Think outside the box with a multiple monitor setup.

Do the basic configuration of your multiple-monitor setup in System Preferences.Do the basic configuration of your multiple-monitor setup in System Preferences.

Modern music software can be a lot nicer to use on multiple monitor setups; it can aid clarity, it lets you keep mixers and plug-in windows open, and it looks really cool to boot! Most recent iMacs and MacBooks can drive at least one additional monitor without breaking a sweat, and decent high-resolution displays are amazingly affordable, so there's never been a better time to spread out a bit.

Get Connected

Apple have been through a few video output standards over the years, and if you're not sure which your Mac is equipped with, you can find out on sites like www.everymac.com or via the excellent freeware Mac OS and iOS app Mactracker (downloadable from the respective App Stores). You'll always get best results if you can make use of a digital input to the second monitor, such as DVI or HDMI or, indeed, Mini DisplayPort or Thunderbolt in the case of Apple's own monitors. You'll often be able to source the exact cable you need online or from an Apple Store, or cut-price on eBay. If not, readily available adaptors at the Mac end should work just as well.

With a second monitor connected and powered up, basic configuration takes place in the Displays pane of System Preferences. The Arrangement tab shows how your main and secondary monitor relate to each other. Click on one of the blue screens and a red border appears around the edge of the associated monitor to help identify it. Then, if necessary, you can drag it to match the actual physical positions of your monitors. Where the edges touch represents where the mouse pointer can cross from one monitor to another. You can drag the little white strip too, to decide which monitor gets the menu bar and dock. The Mirror Displays option just causes both your monitors to display the same thing, which is not normally what you want in the studio.
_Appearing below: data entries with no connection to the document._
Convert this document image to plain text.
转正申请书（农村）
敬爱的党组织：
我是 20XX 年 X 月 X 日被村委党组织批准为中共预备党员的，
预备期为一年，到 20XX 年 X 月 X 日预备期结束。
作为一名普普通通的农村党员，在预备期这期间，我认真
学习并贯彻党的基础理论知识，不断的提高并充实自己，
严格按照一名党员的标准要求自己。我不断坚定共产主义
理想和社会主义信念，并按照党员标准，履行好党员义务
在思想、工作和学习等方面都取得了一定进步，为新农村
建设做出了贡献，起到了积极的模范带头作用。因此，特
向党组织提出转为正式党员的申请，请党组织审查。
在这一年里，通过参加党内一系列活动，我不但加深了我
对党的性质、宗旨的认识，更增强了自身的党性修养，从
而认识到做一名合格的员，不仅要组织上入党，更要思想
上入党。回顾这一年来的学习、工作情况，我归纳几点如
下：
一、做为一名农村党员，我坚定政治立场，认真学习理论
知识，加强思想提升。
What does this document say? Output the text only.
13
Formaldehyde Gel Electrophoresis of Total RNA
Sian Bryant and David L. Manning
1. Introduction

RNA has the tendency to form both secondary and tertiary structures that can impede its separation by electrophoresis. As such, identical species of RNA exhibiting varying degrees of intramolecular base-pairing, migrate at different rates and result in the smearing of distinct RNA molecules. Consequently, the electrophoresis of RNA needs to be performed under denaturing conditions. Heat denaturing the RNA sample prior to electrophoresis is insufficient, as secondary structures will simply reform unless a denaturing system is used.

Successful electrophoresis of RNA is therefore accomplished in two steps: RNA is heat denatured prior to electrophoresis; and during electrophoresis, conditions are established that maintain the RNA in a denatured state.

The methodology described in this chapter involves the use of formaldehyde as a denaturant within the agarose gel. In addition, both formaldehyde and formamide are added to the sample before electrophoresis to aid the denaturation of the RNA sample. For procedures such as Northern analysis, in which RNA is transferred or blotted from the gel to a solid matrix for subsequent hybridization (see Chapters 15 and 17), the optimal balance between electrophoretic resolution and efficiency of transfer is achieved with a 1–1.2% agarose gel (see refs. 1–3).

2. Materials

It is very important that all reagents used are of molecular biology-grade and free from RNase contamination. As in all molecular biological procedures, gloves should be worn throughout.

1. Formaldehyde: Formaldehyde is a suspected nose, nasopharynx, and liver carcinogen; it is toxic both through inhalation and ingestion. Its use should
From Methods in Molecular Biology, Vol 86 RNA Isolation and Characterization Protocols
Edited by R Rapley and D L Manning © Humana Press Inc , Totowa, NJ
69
On the whole, OS X's handling of multiple monitors is solid, if surprisingly rudimentary. For example, in OS X 10.7 and 10.8, applications running in full-screen mode occupy one monitor while leaving others with an infuriating blank, redundant 'cloth' background. Expect improvements in this specific area in OS 10.9, but in the meantime a number of third-party multi-monitor gizmos are well worth checking out.

App To The Future

Here's MenuPop making Digital Performer's main menus into an alternative contextual menu.Here's MenuPop making Digital Performer's main menus into an alternative contextual menu.

A few Mac App Store apps are specifically created for users with big high-resolution monitors, where it's all to easy to lose track of where your mouse pointer is, or where continually mousing to menus at the top of the screen is (literally) a pain. CatchMouse (free) instantly resets your mouse pointer position to the centre of any display when you tap a keyboard shortcut. Wormhole (69p99¢) lets you position two vaguely terrifying looking 'black holes' anywhere on your monitors, and when you move your mouse pointer into one, it'll appear out of the other. Kind of like a PacMan warp tunnel for your screen. Meanwhile, MenuPop (£2.99$4.99) causes your menu-bar menus (including the Apple menu) to appear in a pop-up contextual menu anywhere, on any display, in response to a keystroke or non-left/right mouse-click. It's a great idea, and not just for music apps, either.

Pad Out

Finally, if you have an iPad, why not use it as an external monitor? DisplayPad allows exactly that, and takes the form of a free Mac app (for OS 10.6 or later) that you download from www.displaypadapp.com and a £1.99$2.99 iPad app from the iTunes App Store. Your Mac and iPad have to be connected to the same wireless network, but then (with almost no configuration required) the iPad appears as a proper, bona fide monitor that you set up in System Preferences on the Mac like any other. Retina iPads end up with a whopping 2048 x 1536-pixel resolution that makes graphical elements rather small, but as the screen is so sharp and you're likely to be using it at quite close quarters, that's actually advantageous. Just one gotcha: apparently the system won't work if your Mac has an NVIDIA GeForce 9400M graphics card and you're using OS 10.7. Otherwise, you should be fine, and the responsiveness of the system is impressive.